The Associated Press - Wednesday December 1, 1999
Nicole Winfield, Associated Press Writer
In a report, UNICEF and UNAIDS say the number of AIDS orphans is expected to rise to more than 13 million by the end of 2000. Already, 95 percent of those orphans are in sub-Saharan Africa.
"The skyrocketing number of AIDS orphans is - in addition to the loss of life caused by AIDS - putting a severe strain on traditional support systems in Africa," said UNICEF executive director Carol Bellamy. "The grandparents who in so many cases are taking care of their orphaned grandchildren have limited resources."
Addressing a U.S. symposium today first lady Hillary Rodham Clinton urged that the orphans not be forgotten after World AIDS Day is over.
"This is a potential that can be unlocked and nurtured or wasted and ignored, depending on what we in this room and others in position of decision- making around the world choose to do," she said.
Eastern and southern Africa is home to 4.8 percent of the world's population yet has over 50 percent of the world's HIV-positive people and accounts for 60 percent of all lives claimed by AIDS, according to U.N. data.
In developing countries, children who have lost one or both parents to AIDS are at a higher risk of malnutrition, illness, abuse and sexual exploitation than children orphaned by other causes, the report says. Additionally, AIDS orphans in many parts of the world face stigma and discrimination, leaving them socially isolated and often deprived of basic services such as education, the report found.
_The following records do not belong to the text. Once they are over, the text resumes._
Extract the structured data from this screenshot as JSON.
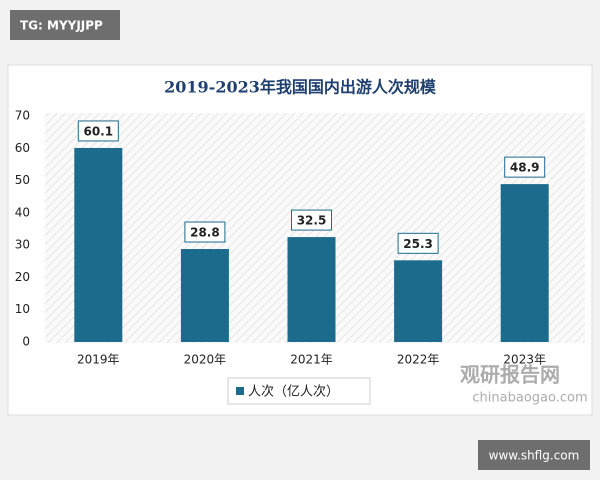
{
  "chart_data": {
    "type": "bar",
    "title": "2019-2023年我国国内出游人次规模",
    "categories": [
      "2019年",
      "2020年",
      "2021年",
      "2022年",
      "2023年"
    ],
    "series": [
      {
        "name": "人次（亿人次）",
        "color": "#1c6a8c",
        "values": [
          60.1,
          28.8,
          32.5,
          25.3,
          48.9
        ]
      }
    ],
    "ylim": [
      0,
      70
    ],
    "yticks": [
      0,
      10,
      20,
      30,
      40,
      50,
      60,
      70
    ],
    "grid": false,
    "legend": "bottom"
  },
  "overlay": {
    "tg_label": "TG: MYYJJPP",
    "site": "www.shflg.com",
    "brand": "观研报告网",
    "brand_url": "chinabaogao.com"
  }
}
Dr. Peter Piot, executive director of UNAIDS, who released the report at a press conference today, said an effective vaccine for the virus was at least five years off "and I'm afraid much longer."
"Things will get worse before they get better," he said.
The U.N. report said that before AIDS approximately 2 percent of children in the developing world were orphaned, in 1997 the rates in some countries had risen to as high as 11 percent.
The report recommended that affected countries make a concerted effort to provide children with quality education so they can make sound decisions about their own relationships and sexuality and how to resist unsafe sex. Ahead of World AIDS Day, Secretary-General Kofi Annan called for an end to the "conspiracy of silence" that surrounds AIDS, which he said contributes to widespread ignorance about the virus and discrimination toward its victims.
"And we must continue to battle the culture of shame," he said. "Hiding AIDS behind a curtain of stigma helps to spread it. Speaking out about AIDS helps slow it down."
In Johannesburg, South Africa, President Thabo Mbeki said today that South Africans should abstain from early sexual activity, be faithful to their partners and use condoms.
Later in the day, condoms were to be dropped from a helicopter in the center of Pretoria, and an orphanage that cares for HIV positive babies was to hold a memorial service for dead orphans. Politicians also made door to door calls to raise awareness of the disease.
Mbeki's support of condoms contrasts starkly with leaders elsewhere in Africa. Kenyan President Daniel Arap Moi said last week that the government could not endorse condom use because it would be morally wrong and give youth a license to practice casual sex.
The launch comes a day after 400 AIDS activists demonstrated in front of the White House to protest U.S. policies they say prevent poor countries from getting drugs needed to fight the disease. Ten were arrested.